Le premier tour des élections municipales de 2026 a suscité une série d’accords entre différents candidats, visant à consolider des positions avant le second tour qui se tiendra ce dimanche. Les formations politiques tentent de s’allier, qu’il s’agisse de stratégies programmatiques ou de fusions techniques destinées à éviter la dispersion des voix, comme c’est le cas à Nantes, rapporte TopTribune.
Les candidats avaient jusqu’à 18 heures mardi pour soumettre leurs listes en préfecture avant le scrutin. Cependant, la question se pose de savoir si les électeurs seront réceptifs à ces nouvelles alliances lorsqu’ils voteront.
Sensibilités partisanes
Adélaïde Zulfikarpasic, directrice générale du pôle société d’Ipsos BVA, souligne les variations notables des positions en fonction des électorats. Dans un sondage réalisé pour France Télévisions, 89 % des partisans de La France insoumise (LFI) soutiennent une fusion avec d’autres partis de gauche, un chiffre qui descend à 51 % pour les électeurs d’EELV et 36 % pour ceux du Parti socialiste (PS). De plus, à Paris et Marseille, aucune alliance n’a été établie entre LFI et les autres listes de gauche.

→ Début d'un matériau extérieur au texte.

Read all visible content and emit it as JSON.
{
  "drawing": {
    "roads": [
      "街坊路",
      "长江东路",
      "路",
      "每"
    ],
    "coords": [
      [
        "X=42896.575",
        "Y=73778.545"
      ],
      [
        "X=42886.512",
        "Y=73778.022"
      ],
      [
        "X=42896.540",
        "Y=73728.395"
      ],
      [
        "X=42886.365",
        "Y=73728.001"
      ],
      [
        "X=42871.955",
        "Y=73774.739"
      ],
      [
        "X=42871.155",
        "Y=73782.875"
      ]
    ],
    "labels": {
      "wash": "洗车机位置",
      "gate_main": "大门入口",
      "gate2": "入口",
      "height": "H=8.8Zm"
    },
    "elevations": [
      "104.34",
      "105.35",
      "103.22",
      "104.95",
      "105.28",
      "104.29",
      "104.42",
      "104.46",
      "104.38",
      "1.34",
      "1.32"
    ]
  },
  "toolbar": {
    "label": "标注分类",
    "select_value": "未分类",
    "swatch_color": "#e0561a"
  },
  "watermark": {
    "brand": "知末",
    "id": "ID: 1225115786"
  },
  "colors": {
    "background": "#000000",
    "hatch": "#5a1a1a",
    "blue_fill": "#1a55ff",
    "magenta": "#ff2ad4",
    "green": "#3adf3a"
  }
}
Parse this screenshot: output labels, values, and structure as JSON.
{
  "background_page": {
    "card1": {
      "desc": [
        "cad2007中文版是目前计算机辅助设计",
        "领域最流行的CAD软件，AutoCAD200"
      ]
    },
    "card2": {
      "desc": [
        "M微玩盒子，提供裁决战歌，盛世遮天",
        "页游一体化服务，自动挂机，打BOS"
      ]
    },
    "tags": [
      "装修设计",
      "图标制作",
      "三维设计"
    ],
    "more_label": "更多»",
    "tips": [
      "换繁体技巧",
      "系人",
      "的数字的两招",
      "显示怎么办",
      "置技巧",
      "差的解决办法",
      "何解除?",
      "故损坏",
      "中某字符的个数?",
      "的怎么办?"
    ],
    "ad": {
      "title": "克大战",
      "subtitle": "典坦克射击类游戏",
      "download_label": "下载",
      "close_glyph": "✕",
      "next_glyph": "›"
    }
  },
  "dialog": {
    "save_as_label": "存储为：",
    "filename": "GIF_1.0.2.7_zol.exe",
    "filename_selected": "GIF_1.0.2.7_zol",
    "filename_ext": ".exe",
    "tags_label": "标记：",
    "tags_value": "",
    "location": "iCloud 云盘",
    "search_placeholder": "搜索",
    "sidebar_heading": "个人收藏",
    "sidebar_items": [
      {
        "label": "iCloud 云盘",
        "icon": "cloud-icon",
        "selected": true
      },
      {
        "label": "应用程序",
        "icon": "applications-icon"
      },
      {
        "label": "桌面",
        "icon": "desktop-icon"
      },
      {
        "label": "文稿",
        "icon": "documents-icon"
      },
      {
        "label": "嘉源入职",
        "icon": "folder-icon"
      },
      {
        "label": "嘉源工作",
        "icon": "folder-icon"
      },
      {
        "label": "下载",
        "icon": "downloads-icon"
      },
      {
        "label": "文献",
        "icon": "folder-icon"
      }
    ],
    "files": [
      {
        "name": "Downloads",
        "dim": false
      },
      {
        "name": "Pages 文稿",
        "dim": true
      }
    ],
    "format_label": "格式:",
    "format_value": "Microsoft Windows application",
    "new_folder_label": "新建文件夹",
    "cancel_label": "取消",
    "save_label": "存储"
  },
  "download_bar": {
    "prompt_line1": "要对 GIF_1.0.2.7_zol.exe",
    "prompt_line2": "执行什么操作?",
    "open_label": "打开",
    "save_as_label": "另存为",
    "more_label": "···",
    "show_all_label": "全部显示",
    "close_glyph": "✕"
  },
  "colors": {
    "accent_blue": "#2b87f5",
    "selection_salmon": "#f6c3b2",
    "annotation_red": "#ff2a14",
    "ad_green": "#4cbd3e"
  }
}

Concernant la droite, le sondage indique que 64 % des sympathisants des Républicains sont en faveur d’une fusion avec le Rassemblement national (RN), tandis que 78 % des électeurs du RN accueillent cette idée. Les Républicains se montrent également ouverts à la possibilité de s’allier avec le bloc central, à hauteur de 69 %.
Configuration locale
Cependant, cette dynamique de principe est nuancée par des facteurs locaux. Zulfikarpasic note que les électeurs agissent souvent de manière autonome. Elle prend l’exemple de Pierre-Yves Bournazel, candidat Horizons/Renaissance à Paris, qui, après avoir terminé quatrième avec 11,34 % des voix, a conclu un accord de fusion avec Rachida Dati, candidate LR. Cette alliance n’est pas sans risque, car certains électeurs peuvent ne pas soutenir Dati, malgré cette fusion.
Le nom du candidat peut également peser dans la décision des électeurs. Selon une enquête d’Ipsos, 30 % des sympathisants du PS sont favorables à une union à gauche « uniquement pour empêcher une liste de droite ou d’extrême droite de gagner », contrastant avec les 22 % qui y seraient favorables « quelle que soit la configuration du second tour ». Zulfikarpasic parle d’un « ciment fort » de l’électorat de gauche, tout en évoquant un « effritement » au fil du temps.
Individualisation du vote
La dynamique électorale est ainsi marquée par un équilibre entre les consignes nationales et les réalités locales. Selon Vincent Tiberj, sociologue à Sciences Po Bordeaux, l’électorat se dégage progressivement de la pression des consignes partisanes traditionnelles. Il constate qu’une individualisation croissante influence les comportements de vote, à mesure que les électeurs agissent davantage en fonction de leurs choix personnels que des logiques familiales ou collectives.
La structuration des alliances, qui tente de créer un front uni face aux opposants, devra très vite se confronter à la réalité des urnes. Avec un paysage politique en constante évolution, ces élections municipales représentent un tournant potentiel pour les partis en compétition.